NVlabs / nvbitfi

Architecture-level Fault Injection Tool for GPU Application Resilience Evaluation
Other
53 stars 22 forks source link

Expected runtime definition #12

Closed sergicuen closed 2 years ago

sergicuen commented 2 years ago

Hi all, i am trying to estimate the Expected_runtime to define the Timeout fault. Usually the Expected_runtime measured during the normal_execution of the application is much shoter than the runtime measured by the tool when injecting faults (I guess that nvbitfi instrumentation is the cause of the delay) .

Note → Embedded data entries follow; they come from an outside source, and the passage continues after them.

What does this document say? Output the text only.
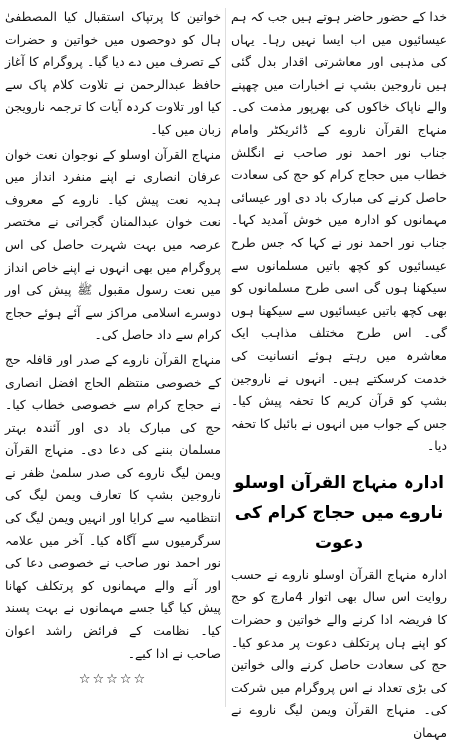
خدا کے حضور حاضر ہوتے ہیں جب کہ ہم عیسائیوں میں اب ایسا نہیں رہا۔ یہاں کی مذہبی اور معاشرتی اقدار بدل گئی ہیں ناروجین بشپ نے اخبارات میں چھپنے والے ناپاک خاکوں کی بھرپور مذمت کی۔ منہاج القرآن ناروے کے ڈائریکٹر وامام جناب نور احمد نور صاحب نے انگلش خطاب میں حجاج کرام کو حج کی سعادت حاصل کرنے کی مبارک باد دی اور عیسائی مہمانوں کو ادارہ میں خوش آمدید کہا۔ جناب نور احمد نور نے کہا کہ جس طرح عیسائیوں کو کچھ باتیں مسلمانوں سے سیکھنا ہوں گی اسی طرح مسلمانوں کو بھی کچھ باتیں عیسائیوں سے سیکھنا ہوں گی۔ اس طرح مختلف مذاہب ایک معاشرہ میں رہتے ہوئے انسانیت کی خدمت کرسکتے ہیں۔ انہوں نے ناروجین بشپ کو قرآن کریم کا تحفہ پیش کیا۔ جس کے جواب میں انہوں نے بائبل کا تحفہ دیا۔

ادارہ منہاج القرآن اوسلو ناروے میں حجاج کرام کی دعوت

ادارہ منہاج القرآن اوسلو ناروے نے حسب روایت اس سال بھی اتوار 4مارچ کو حج کا فریضہ ادا کرنے والے خواتین و حضرات کو اپنے ہاں پرتکلف دعوت پر مدعو کیا۔ حج کی سعادت حاصل کرنے والی خواتین کی بڑی تعداد نے اس پروگرام میں شرکت کی۔ منہاج القرآن ویمن لیگ ناروے نے مہمان

خواتین کا پرتپاک استقبال کیا المصطفیٰ ہال کو دوحصوں میں خواتین و حضرات کے تصرف میں دے دیا گیا۔ پروگرام کا آغاز حافظ عبدالرحمن نے تلاوت کلام پاک سے کیا اور تلاوت کردہ آیات کا ترجمہ نارویجن زبان میں کیا۔

منہاج القرآن اوسلو کے نوجوان نعت خوان عرفان انصاری نے اپنے منفرد انداز میں ہدیہ نعت پیش کیا۔ ناروے کے معروف نعت خوان عبدالمنان گجراتی نے مختصر عرصہ میں بہت شہرت حاصل کی اس پروگرام میں بھی انہوں نے اپنے خاص انداز میں نعت رسول مقبول ﷺ پیش کی اور دوسرے اسلامی مراکز سے آئے ہوئے حجاج کرام سے داد حاصل کی۔

منہاج القرآن ناروے کے صدر اور قافلہ حج کے خصوصی منتظم الحاج افضل انصاری نے حجاج کرام سے خصوصی خطاب کیا۔ حج کی مبارک باد دی اور آئندہ بہتر مسلمان بننے کی دعا دی۔ منہاج القرآن ویمن لیگ ناروے کی صدر سلمیٰ ظفر نے ناروجین بشپ کا تعارف ویمن لیگ کی انتظامیہ سے کرایا اور انہیں ویمن لیگ کی سرگرمیوں سے آگاہ کیا۔ آخر میں علامہ نور احمد نور صاحب نے خصوصی دعا کی اور آنے والے مہمانوں کو پرتکلف کھانا پیش کیا گیا جسے مہمانوں نے بہت پسند کیا۔ نظامت کے فرائض راشد اعوان صاحب نے ادا کیے۔

☆☆☆☆☆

E.g: Inj_count=1, App=mEle_Sz256_Blk32, Mode=inst_value, Group=7, EM=0, Time=83.747101, Outcome: Masked: other reasons

So using the normal_execution time in the list of apps of params.py produces a lot of Timeouts. The other option is to use the maximum Time obtained in a DUMMY campaign. However in that case there are no Timeouts in the results. What is the right way to estimate the Expected runtime? Thank you in advance

sivahari commented 2 years ago

The application runtime with the error injection tool will depend on the kernel being instrumented. The best way is what you suggested - profile a dummy error injection campaign (using https://github.com/NVlabs/nvbitfi/blob/master/injector/Makefile#L16). The scripts currently assume that the application runtime with instrumentation (of one kernel in the application) will be 10x the uninstrumented runtime. See https://github.com/NVlabs/nvbitfi/blob/master/scripts/params.py#L31. If you are using the profiled run from an injection campaign, you may want to adjust this threshold to 2x (i.e., a hang will be detected if the application is running 2x longer than anticipated).